The Uzumaki were strong—exceptionally so, with their legendary vitality, their powerful chakra reserves, their unmatched sealing techniques. But they weren't so overwhelmingly powerful that they alone could warrant a coalition of three major villages, each led by their own Kage, each bringing thousands of elite shinobi.
No single clan could justify that level of military response.
This was, without any doubt, a carefully constructed trap. One with no apparent drawbacks for the coalition, and no good options for Konoha.
The close alliance between the Uzumaki and Konoha was common knowledge throughout the shinobi world. Everyone knew about the blood ties through the Senju clan, the marriage between Hashirama and Mito, the decades of cooperation and mutual support.
That meant there was at least a ninety percent probability—maybe higher—that Konoha would feel obligated to come to their aid when the assault began.
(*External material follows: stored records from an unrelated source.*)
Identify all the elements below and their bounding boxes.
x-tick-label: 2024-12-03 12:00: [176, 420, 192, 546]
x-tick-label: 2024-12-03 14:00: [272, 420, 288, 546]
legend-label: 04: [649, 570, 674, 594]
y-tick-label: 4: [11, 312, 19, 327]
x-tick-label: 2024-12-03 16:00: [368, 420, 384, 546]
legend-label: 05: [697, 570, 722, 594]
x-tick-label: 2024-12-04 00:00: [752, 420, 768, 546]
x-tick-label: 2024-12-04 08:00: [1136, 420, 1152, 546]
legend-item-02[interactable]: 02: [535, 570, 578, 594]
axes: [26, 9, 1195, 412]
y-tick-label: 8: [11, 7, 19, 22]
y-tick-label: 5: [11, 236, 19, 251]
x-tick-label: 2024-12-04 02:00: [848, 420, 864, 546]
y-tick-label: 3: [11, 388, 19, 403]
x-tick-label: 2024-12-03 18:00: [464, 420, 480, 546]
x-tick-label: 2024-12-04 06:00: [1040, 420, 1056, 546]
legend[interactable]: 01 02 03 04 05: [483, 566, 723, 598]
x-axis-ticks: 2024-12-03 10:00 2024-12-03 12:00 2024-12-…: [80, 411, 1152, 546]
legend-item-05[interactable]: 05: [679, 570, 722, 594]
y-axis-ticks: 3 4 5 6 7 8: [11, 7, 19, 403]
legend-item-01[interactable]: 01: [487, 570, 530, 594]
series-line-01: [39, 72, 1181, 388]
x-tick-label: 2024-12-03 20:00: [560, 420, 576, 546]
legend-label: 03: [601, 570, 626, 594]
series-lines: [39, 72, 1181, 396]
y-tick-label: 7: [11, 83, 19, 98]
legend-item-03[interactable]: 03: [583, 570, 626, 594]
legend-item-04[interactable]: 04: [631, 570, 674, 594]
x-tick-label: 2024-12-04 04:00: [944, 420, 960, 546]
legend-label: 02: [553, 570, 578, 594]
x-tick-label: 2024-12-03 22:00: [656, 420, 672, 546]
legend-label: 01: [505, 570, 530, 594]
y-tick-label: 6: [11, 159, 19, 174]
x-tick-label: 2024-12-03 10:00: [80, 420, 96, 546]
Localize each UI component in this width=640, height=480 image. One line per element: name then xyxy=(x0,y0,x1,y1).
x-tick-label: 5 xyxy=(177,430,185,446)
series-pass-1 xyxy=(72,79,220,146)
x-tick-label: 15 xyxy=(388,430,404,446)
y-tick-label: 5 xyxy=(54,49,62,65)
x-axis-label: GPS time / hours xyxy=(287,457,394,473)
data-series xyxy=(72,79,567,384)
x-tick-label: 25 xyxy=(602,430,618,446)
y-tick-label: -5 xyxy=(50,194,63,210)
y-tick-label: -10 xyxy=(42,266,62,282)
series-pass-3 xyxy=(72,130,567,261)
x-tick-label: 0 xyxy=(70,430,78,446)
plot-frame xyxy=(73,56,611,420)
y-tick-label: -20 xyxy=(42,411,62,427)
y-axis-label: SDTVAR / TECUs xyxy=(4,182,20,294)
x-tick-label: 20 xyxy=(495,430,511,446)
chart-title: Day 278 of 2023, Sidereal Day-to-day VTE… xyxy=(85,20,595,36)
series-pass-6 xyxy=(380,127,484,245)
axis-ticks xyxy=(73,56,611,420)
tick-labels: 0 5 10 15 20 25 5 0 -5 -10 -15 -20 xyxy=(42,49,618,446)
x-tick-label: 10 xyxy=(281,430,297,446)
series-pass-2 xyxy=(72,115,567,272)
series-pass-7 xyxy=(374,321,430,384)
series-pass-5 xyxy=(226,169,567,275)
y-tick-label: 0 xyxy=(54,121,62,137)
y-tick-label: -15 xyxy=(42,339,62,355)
And once that happened, once Konoha committed forces to defend Uzushiogakure, the enemy's ten-thousand-strong coalition would force them into a catastrophic all-out battle far from their home territory.
Even if Konoha somehow managed to win such a battle—and that was far from certain—they would suffer absolutely devastating losses. Thousands of dead shinobi. Their best warriors fallen. Their military capacity crippled for years, perhaps decades to come.
The village would be vulnerable. Weak. Ripe for conquest by whoever struck next.
And the other villages knew it. They were counting on it.
Yes... that was the enemy's plan all along, elegant in its simplicity and brutal in its execution.
Force Konoha into an impossible choice: abandon their allies and lose all credibility and future alliances, or defend them and bleed themselves dry in the process.
Either way, Konoha lost.
Either way, the coalition won.
Sarutobi took a long draw from his pipe, the smoke bitter on his tongue.
Danzō's expression remained cold and calculating. "Then we do nothing. We sacrifice the Uzumaki and preserve Konoha's strength. It's the logical choice."
"The logical choice," Sarutobi repeated quietly, staring at the smoke curling from his pipe. "Yes. Logic."
But logic didn't make the decision feel any less like betrayal.